Fetal blood sampling to ascertain pH (acidity) was developed in the 1960s with the aim of clarifying uncertain CTG patterns (Greene, 1999, p.641). On the basis of CTG patterns alone, false-positive diagnoses of fetal distress are likely to be made (Greene, 1999, p.645). A meta-analysis demonstrated that without access to fetal blood sampling, women who were monitored continuously experienced a four-fold increase in caesarean section rates compared with intermittent auscultation, with no improvement in fetal outcome (Greene, 1999, p.647). When fetal blood sampling was used in conjunction with continuous monitoring or intermittent auscultation, this rise in caesarean section rates was less marked (Greene, 1999, p.647). It is essential that all forms of fetal monitoring be supplemented by fetal blood sampling where indicated, to reduce unnecessary intervention (Steer, 1999, p.859).

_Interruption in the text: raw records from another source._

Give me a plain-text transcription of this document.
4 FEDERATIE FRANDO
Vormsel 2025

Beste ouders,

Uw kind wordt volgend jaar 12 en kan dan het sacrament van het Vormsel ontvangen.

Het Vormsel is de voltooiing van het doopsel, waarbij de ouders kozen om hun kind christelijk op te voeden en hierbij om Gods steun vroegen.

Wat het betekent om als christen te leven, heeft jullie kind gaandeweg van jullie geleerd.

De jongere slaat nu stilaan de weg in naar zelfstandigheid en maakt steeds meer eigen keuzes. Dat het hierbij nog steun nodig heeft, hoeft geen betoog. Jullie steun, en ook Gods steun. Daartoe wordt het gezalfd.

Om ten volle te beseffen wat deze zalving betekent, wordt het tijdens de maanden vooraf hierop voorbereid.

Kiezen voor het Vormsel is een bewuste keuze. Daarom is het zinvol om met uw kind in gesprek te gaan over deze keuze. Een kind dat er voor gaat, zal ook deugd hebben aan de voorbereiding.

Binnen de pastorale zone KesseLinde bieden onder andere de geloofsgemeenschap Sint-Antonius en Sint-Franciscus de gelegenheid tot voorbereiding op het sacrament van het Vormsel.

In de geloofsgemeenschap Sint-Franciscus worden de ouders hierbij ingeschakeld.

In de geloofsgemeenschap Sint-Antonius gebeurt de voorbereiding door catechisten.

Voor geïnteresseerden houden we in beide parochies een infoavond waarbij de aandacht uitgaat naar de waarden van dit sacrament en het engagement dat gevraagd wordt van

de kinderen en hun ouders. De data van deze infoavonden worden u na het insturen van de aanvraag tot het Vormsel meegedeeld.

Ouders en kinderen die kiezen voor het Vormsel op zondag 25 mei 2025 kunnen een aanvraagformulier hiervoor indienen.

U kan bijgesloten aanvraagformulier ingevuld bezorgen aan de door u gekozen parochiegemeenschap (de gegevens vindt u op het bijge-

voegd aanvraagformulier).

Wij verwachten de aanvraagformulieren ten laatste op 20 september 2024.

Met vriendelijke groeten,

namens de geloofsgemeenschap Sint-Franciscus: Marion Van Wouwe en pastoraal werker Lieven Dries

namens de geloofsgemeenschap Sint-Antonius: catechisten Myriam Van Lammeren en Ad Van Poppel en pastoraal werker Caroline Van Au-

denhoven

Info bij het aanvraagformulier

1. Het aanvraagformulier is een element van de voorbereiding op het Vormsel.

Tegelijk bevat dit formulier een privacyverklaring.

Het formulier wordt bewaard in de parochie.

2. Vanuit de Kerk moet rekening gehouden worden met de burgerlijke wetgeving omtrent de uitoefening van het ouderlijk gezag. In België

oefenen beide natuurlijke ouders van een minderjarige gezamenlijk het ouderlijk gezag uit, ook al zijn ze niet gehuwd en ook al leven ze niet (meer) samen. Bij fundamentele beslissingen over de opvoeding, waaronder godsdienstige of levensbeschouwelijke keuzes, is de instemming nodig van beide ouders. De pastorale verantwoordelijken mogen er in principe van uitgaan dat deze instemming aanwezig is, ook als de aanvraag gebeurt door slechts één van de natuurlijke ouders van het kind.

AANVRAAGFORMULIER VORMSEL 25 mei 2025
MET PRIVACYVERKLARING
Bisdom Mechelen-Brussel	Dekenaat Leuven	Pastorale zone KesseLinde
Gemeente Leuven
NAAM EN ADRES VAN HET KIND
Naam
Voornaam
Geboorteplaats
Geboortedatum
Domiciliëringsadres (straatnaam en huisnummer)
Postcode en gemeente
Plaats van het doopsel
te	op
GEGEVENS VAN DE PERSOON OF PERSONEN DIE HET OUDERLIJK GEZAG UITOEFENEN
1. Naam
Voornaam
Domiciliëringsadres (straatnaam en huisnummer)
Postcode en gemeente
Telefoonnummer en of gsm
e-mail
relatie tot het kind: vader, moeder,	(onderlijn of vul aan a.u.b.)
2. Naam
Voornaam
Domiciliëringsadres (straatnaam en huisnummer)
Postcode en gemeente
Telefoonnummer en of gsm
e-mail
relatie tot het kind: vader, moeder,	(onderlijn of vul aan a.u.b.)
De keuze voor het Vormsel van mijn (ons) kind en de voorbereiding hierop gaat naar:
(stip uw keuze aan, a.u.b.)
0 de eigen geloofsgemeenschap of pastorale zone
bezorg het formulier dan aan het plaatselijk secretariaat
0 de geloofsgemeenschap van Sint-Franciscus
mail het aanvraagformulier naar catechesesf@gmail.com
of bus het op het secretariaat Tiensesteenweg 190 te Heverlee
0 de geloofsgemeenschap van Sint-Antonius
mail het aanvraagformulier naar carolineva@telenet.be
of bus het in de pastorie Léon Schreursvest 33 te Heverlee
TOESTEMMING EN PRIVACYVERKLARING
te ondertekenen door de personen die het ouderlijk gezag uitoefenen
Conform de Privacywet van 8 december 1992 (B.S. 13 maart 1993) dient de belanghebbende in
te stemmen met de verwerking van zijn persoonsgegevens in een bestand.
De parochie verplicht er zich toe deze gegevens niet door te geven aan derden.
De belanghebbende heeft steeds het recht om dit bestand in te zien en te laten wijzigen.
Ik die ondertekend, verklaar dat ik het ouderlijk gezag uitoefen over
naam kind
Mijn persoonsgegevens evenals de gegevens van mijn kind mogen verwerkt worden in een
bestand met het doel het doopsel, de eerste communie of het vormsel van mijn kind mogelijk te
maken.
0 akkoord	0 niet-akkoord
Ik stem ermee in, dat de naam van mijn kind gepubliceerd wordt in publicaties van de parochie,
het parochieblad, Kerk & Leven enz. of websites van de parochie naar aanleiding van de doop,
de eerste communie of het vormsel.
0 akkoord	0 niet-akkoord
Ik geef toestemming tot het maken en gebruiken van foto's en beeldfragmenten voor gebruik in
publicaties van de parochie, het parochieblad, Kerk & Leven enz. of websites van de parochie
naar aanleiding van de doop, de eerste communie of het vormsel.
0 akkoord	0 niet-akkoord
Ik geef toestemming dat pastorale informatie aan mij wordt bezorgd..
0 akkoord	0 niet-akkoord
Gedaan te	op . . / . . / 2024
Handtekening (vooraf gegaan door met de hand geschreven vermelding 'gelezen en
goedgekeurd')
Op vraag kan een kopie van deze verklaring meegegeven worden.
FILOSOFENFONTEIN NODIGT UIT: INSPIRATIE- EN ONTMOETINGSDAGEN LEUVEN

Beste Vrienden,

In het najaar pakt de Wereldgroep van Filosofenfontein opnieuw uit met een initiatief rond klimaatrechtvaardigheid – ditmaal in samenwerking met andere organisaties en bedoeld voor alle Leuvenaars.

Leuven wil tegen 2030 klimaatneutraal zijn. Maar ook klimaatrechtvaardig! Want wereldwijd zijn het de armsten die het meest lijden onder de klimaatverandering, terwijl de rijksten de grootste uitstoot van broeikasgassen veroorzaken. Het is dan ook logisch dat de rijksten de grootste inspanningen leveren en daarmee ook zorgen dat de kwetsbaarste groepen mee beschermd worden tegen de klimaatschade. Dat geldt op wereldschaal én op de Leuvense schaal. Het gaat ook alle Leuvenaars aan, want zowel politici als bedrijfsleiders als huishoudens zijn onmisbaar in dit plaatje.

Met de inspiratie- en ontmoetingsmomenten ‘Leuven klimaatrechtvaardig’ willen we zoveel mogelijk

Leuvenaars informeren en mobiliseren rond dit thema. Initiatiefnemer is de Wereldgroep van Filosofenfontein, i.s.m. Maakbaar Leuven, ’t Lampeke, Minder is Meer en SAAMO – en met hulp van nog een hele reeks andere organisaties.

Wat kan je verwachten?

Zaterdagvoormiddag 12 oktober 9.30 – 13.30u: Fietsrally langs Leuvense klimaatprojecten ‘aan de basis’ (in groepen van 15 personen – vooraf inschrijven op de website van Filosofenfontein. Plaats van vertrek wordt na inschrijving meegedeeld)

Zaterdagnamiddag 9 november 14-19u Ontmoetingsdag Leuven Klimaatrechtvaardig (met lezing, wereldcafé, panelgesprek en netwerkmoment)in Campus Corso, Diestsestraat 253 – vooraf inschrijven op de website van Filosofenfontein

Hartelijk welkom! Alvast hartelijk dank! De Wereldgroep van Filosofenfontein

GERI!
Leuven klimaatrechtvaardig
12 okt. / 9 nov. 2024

Fetal blood sampling has some disadvantages: it is time-consuming to perform (Steer, 1999, p.859), it is unreliable if performed in the presence of oedema or caput succedaneum, and it can only be performed intermittently (Greene, 1999, p.648). However, when it is indicated it may accurately determine fetal acid-base balance in fetuses suspected of compromise on intermittent auscultation of the heart rate. Therefore, it may either confirm the diagnosis of fetal distress, or reassure care givers of fetal well being. Although it is not part of the midwifery management of fetal monitoring, it is capable of complementing intermittent auscultation in women planning vaginal births after previous caesarean sections, thus increasing the safety of vaginal birth after caesarean section, without increasing intervention rates unnecessarily.

In conclusion, the midwifery management of fetal monitoring in women planning vaginal births after caesarean sections is controversial. Standard practice is to continuously monitor the labour using technology that is known to increase operative delivery rates with no proven benefit. On the basis of a literature review, this paper has presented the available options of fetal monitoring. The evidence suggests that even without access to fetal blood sampling, intermittent auscultation is superior to continuous monitoring in correctly identifying fetuses in need of immediate delivery. In the presence of an abnormal fetal heart rate detected by intermittent auscultation, fetal blood sampling may indicate those fetuses that require immediate delivery, or reassure the midwife of fetal well being. Ultimately, the woman needs to be informed of her options for care, and their relative risks and benefits, as she will be the one to experience and live with the consequences (positive or negative) of labour care. This options paper is only a guide, based on the conflicting literature available at this time. Since we cannot say with 100% certainty that one method of monitoring is superior over another, perhaps midwives could best care for women by providing accurate information that facilitates involvement and choice.